Она села рядом, положила голову ему на плечо. Солнце поднималось над лесом, роса искрилась на траве, и пахло утренней свежестью. Из-за поворота показалась женская фигура в белой косынке — Надя бежала к ним, размахивая руками.
— Любка! Любка, мне сказали, Коля вернулся! — кричала она ещё издали.
Коля напрягся. Люба помахала подруге:
— Здесь он, здесь!
Надя подбежала, запыхавшаяся, с распахнутыми от радости глазами, и вдруг, увидев Колю, остановилась как вкопанная. Он поднялся ей навстречу, и на секунду их взгляды встретились. Люба не заметила ничего особенного — обычная радость встречи. Но в этом взгляде было что-то такое, от чего у Коли перехватило дыхание. Надя быстро отвела глаза и бросилась обнимать Любу:
— Счастье-то какое! Дождалась! А я тебе говорила!

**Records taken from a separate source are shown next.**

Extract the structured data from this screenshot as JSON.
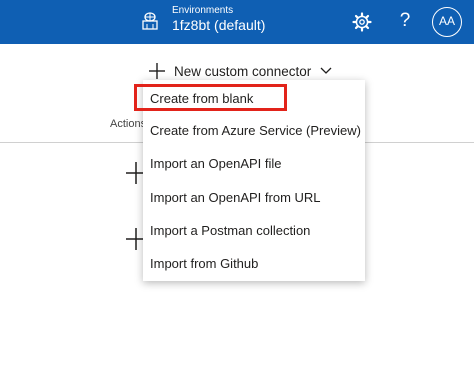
{
  "header": {
    "env_label": "Environments",
    "env_name": "1fz8bt (default)",
    "env_icon": "globe-building-icon",
    "settings_icon": "gear-icon",
    "help_label": "?",
    "avatar_initials": "AA",
    "bar_color": "#0f5fb3"
  },
  "toolbar": {
    "new_connector_label": "New custom connector",
    "plus_icon": "plus-icon",
    "chevron_icon": "chevron-down-icon"
  },
  "table": {
    "actions_header": "Actions"
  },
  "menu": {
    "items": [
      "Create from blank",
      "Create from Azure Service (Preview)",
      "Import an OpenAPI file",
      "Import an OpenAPI from URL",
      "Import a Postman collection",
      "Import from Github"
    ],
    "highlighted_item": "Create from blank",
    "highlight_color": "#e2231a"
  }
}
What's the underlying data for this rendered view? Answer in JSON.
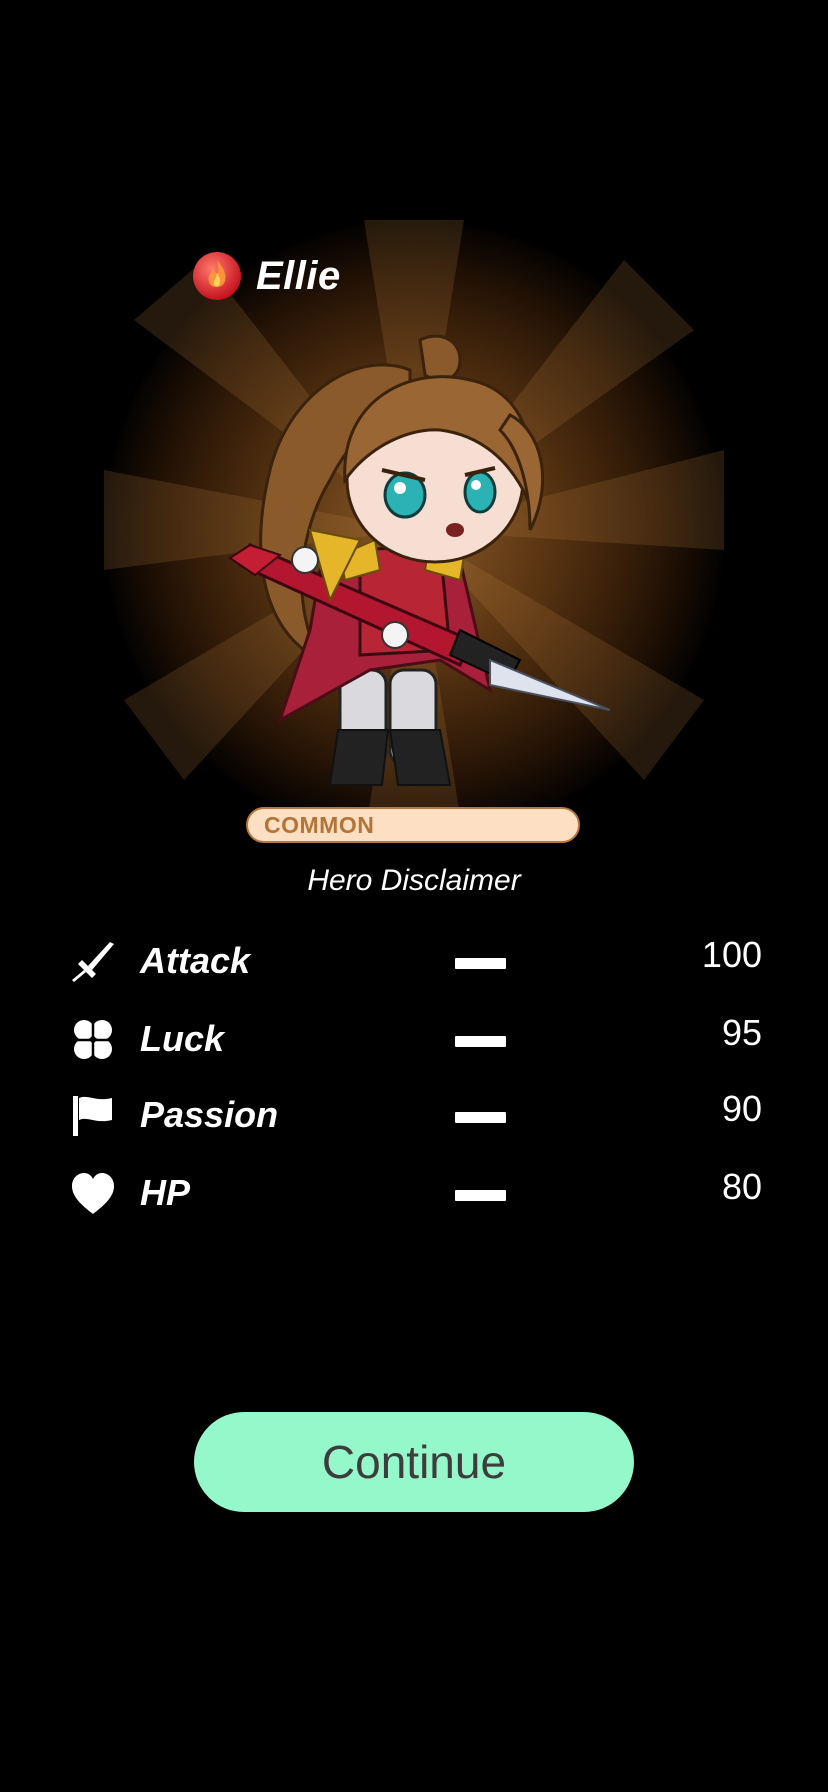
{
  "hero": {
    "name": "Ellie",
    "element_icon": "fire-icon",
    "rarity": "COMMON",
    "disclaimer": "Hero Disclaimer"
  },
  "stats": [
    {
      "label": "Attack",
      "icon": "sword-icon",
      "value": "100"
    },
    {
      "label": "Luck",
      "icon": "clover-icon",
      "value": "95"
    },
    {
      "label": "Passion",
      "icon": "flag-icon",
      "value": "90"
    },
    {
      "label": "HP",
      "icon": "heart-icon",
      "value": "80"
    }
  ],
  "actions": {
    "continue_label": "Continue"
  },
  "colors": {
    "background": "#000000",
    "continue_button": "#94f8cb",
    "rarity_fill": "#fde0c3",
    "rarity_text": "#b47438"
  }
}
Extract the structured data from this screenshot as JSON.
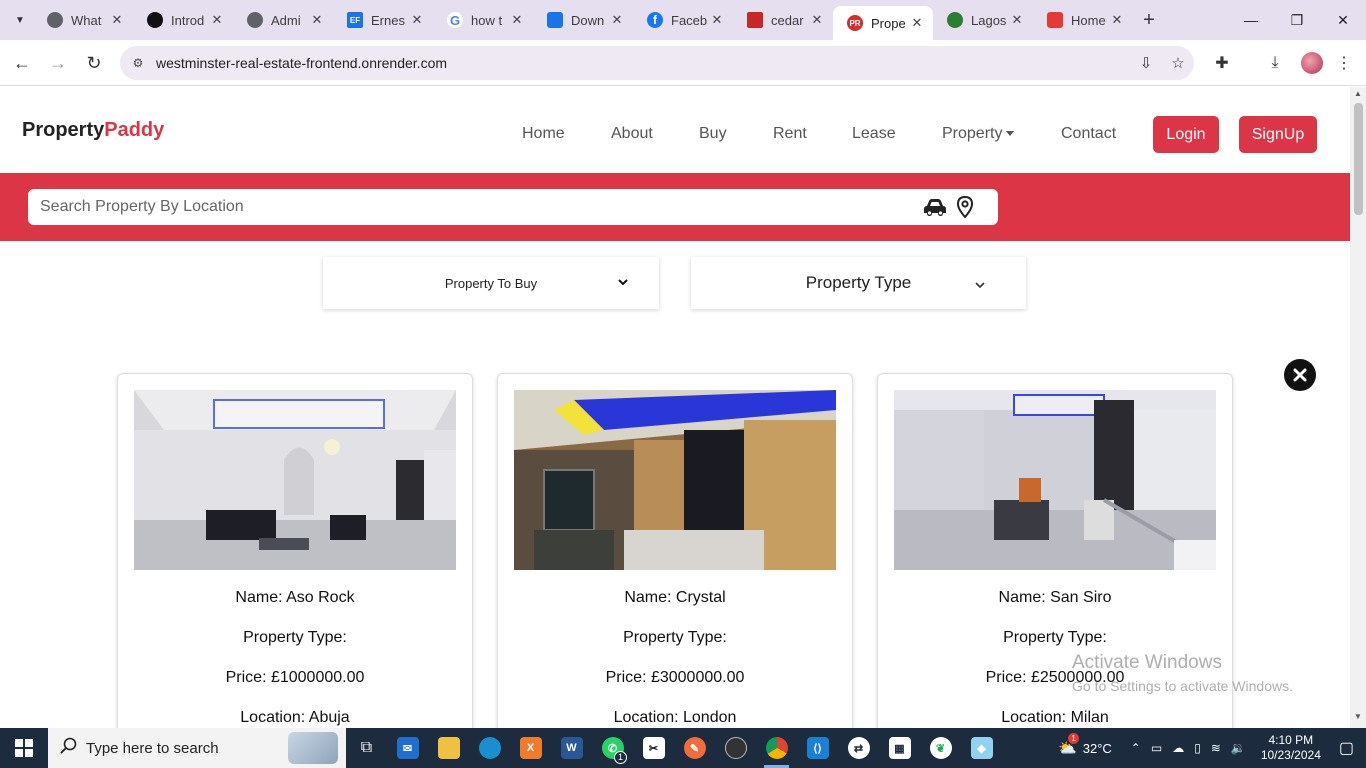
{
  "browser": {
    "tabs": [
      {
        "title": "What",
        "fav_color": "#5f6368",
        "active": false
      },
      {
        "title": "Introd",
        "fav_color": "#111111",
        "active": false
      },
      {
        "title": "Admi",
        "fav_color": "#5f6368",
        "active": false
      },
      {
        "title": "Ernes",
        "fav_color": "#1a73e8",
        "fav_text": "EF",
        "active": false
      },
      {
        "title": "how t",
        "fav_color": "#4285f4",
        "fav_text": "G",
        "active": false
      },
      {
        "title": "Down",
        "fav_color": "#1a73e8",
        "active": false
      },
      {
        "title": "Faceb",
        "fav_color": "#1877f2",
        "fav_text": "f",
        "active": false
      },
      {
        "title": "cedar",
        "fav_color": "#c62828",
        "active": false
      },
      {
        "title": "Prope",
        "fav_color": "#d32f2f",
        "fav_text": "PR",
        "active": true
      },
      {
        "title": "Lagos",
        "fav_color": "#2e7d32",
        "active": false
      },
      {
        "title": "Home",
        "fav_color": "#e53935",
        "active": false
      }
    ],
    "url": "westminster-real-estate-frontend.onrender.com"
  },
  "site": {
    "brand_main": "Property",
    "brand_accent": "Paddy",
    "nav": [
      "Home",
      "About",
      "Buy",
      "Rent",
      "Lease",
      "Property",
      "Contact"
    ],
    "login_label": "Login",
    "signup_label": "SignUp",
    "search_placeholder": "Search Property By Location",
    "filter_buy": "Property To Buy",
    "filter_type": "Property Type",
    "accent_color": "#dc3545"
  },
  "cards": [
    {
      "name": "Name: Aso Rock",
      "type": "Property Type:",
      "price": "Price: £1000000.00",
      "location": "Location: Abuja"
    },
    {
      "name": "Name: Crystal",
      "type": "Property Type:",
      "price": "Price: £3000000.00",
      "location": "Location: London"
    },
    {
      "name": "Name: San Siro",
      "type": "Property Type:",
      "price": "Price: £2500000.00",
      "location": "Location: Milan"
    }
  ],
  "watermark": {
    "line1": "Activate Windows",
    "line2": "Go to Settings to activate Windows."
  },
  "taskbar": {
    "search_placeholder": "Type here to search",
    "temperature": "32°C",
    "time": "4:10 PM",
    "date": "10/23/2024",
    "whatsapp_badge": "1",
    "weather_badge": "1"
  }
}
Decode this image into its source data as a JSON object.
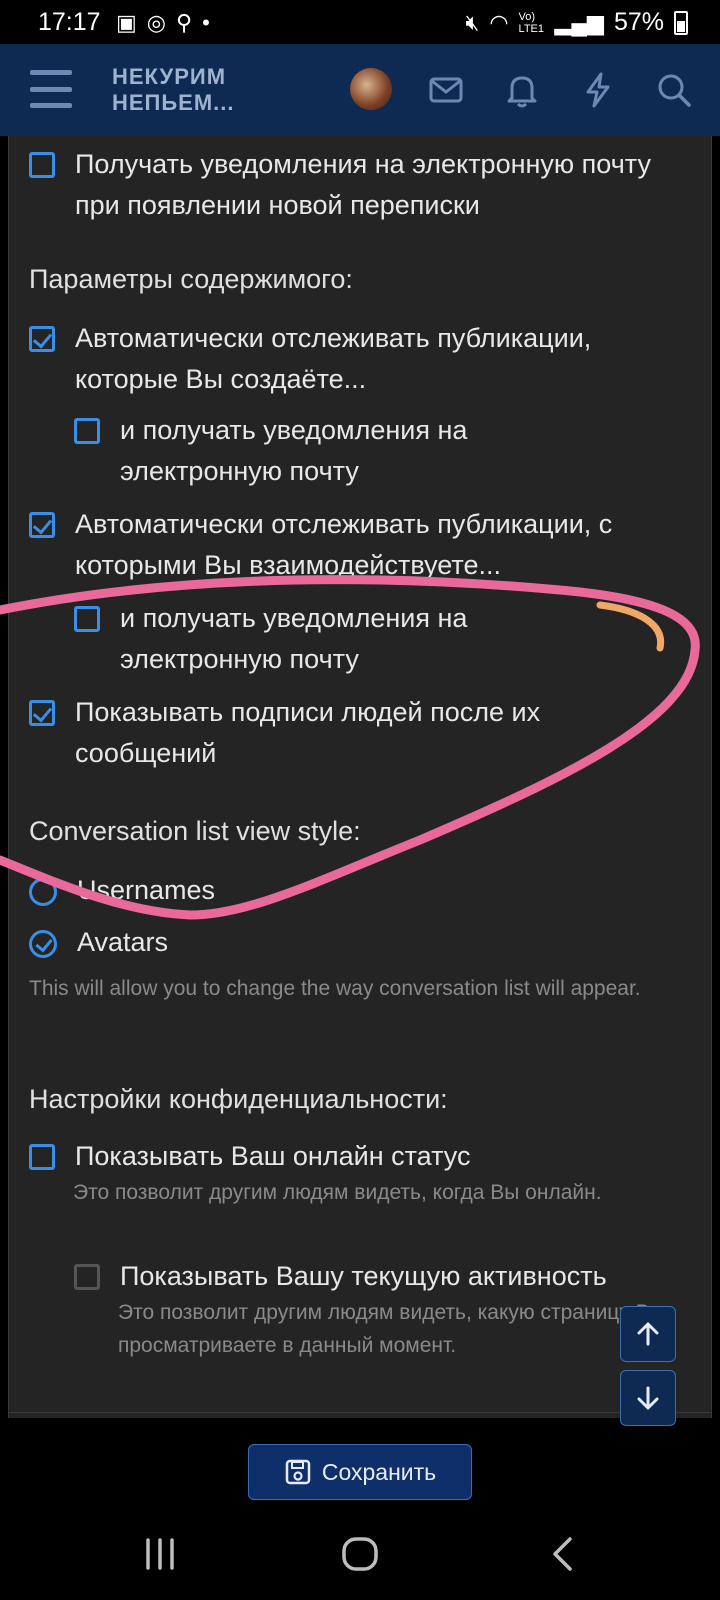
{
  "status_bar": {
    "time": "17:17",
    "battery": "57%",
    "network": "Vo) LTE1"
  },
  "header": {
    "logo_line1": "НЕКУРИМ",
    "logo_line2": "НЕПЬЕМ...",
    "icons": [
      "menu-icon",
      "avatar",
      "mail-icon",
      "bell-icon",
      "bolt-icon",
      "search-icon"
    ]
  },
  "content": {
    "email_new_conversation": {
      "label": "Получать уведомления на электронную почту при появлении новой переписки",
      "checked": false
    },
    "content_params_title": "Параметры содержимого:",
    "watch_created": {
      "label": "Автоматически отслеживать публикации, которые Вы создаёте...",
      "checked": true
    },
    "watch_created_email": {
      "label": "и получать уведомления на электронную почту",
      "checked": false
    },
    "watch_interacted": {
      "label": "Автоматически отслеживать публикации, с которыми Вы взаимодействуете...",
      "checked": true
    },
    "watch_interacted_email": {
      "label": "и получать уведомления на электронную почту",
      "checked": false
    },
    "show_signatures": {
      "label": "Показывать подписи людей после их сообщений",
      "checked": true
    },
    "conv_style_title": "Conversation list view style:",
    "conv_style_options": [
      {
        "label": "Usernames",
        "selected": false
      },
      {
        "label": "Avatars",
        "selected": true
      }
    ],
    "conv_style_hint": "This will allow you to change the way conversation list will appear.",
    "privacy_title": "Настройки конфиденциальности:",
    "show_online": {
      "label": "Показывать Ваш онлайн статус",
      "checked": false
    },
    "show_online_hint": "Это позволит другим людям видеть, когда Вы онлайн.",
    "show_activity": {
      "label": "Показывать Вашу текущую активность",
      "checked": false
    },
    "show_activity_hint": "Это позволит другим людям видеть, какую страницу Вы просматриваете в данный момент."
  },
  "save_label": "Сохранить",
  "colors": {
    "accent": "#3b8ee6",
    "header_bg": "#0f2a52",
    "content_bg": "#242424",
    "scribble": "#e8699a"
  }
}
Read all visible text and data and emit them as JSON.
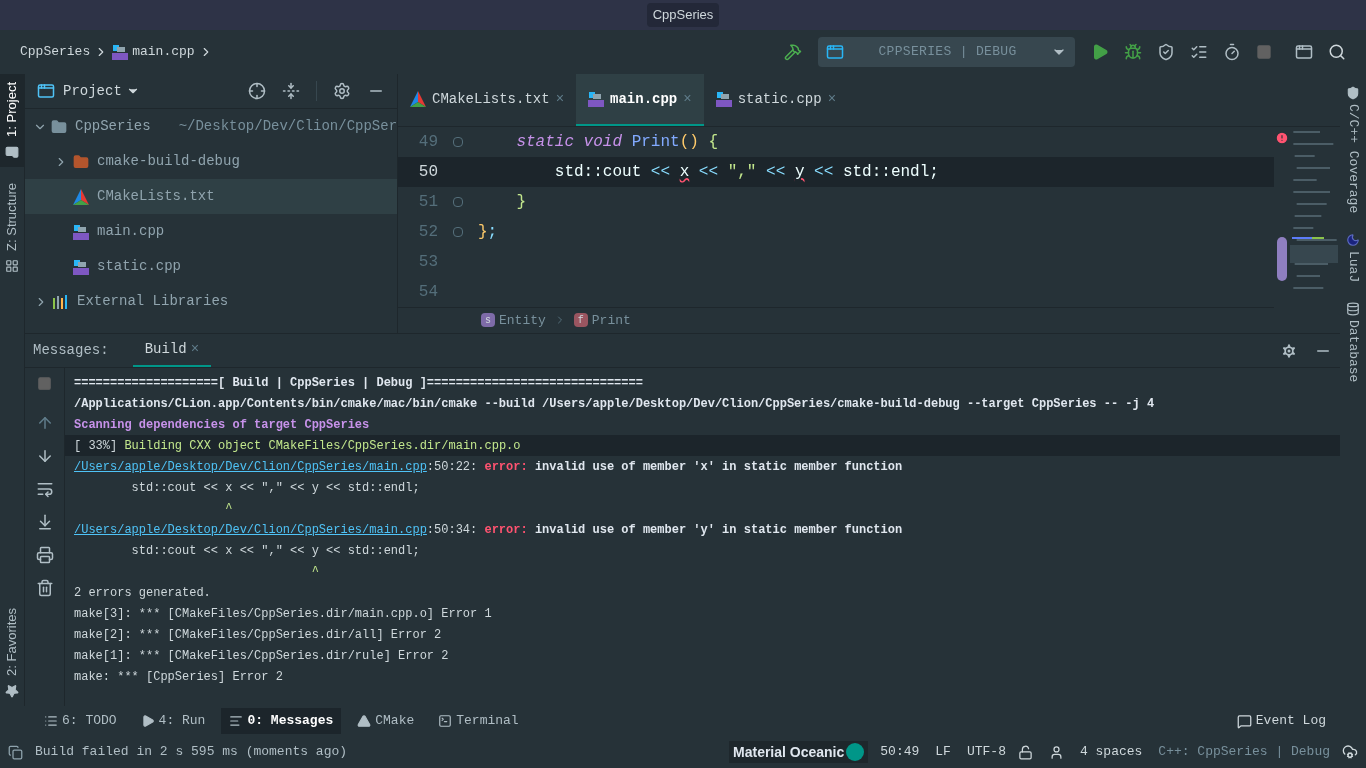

— Спасибо тебе, Надюша, — Люба обнимала подругу. — Если б не ты, не знаю, как бы я выжила.
Надя отпустила Любу и повернулась к Коле, протянула руку:
— Здравствуй, Коля. С возвращением.
Он пожал её ладонь — узкую, тёплую, с мозолями от работы. И снова этот ток, от которого дрогнуло сердце. Он отпустил руку и отступил.
— Спасибо, Надя. Люба говорила, ты ей жизнь спасла.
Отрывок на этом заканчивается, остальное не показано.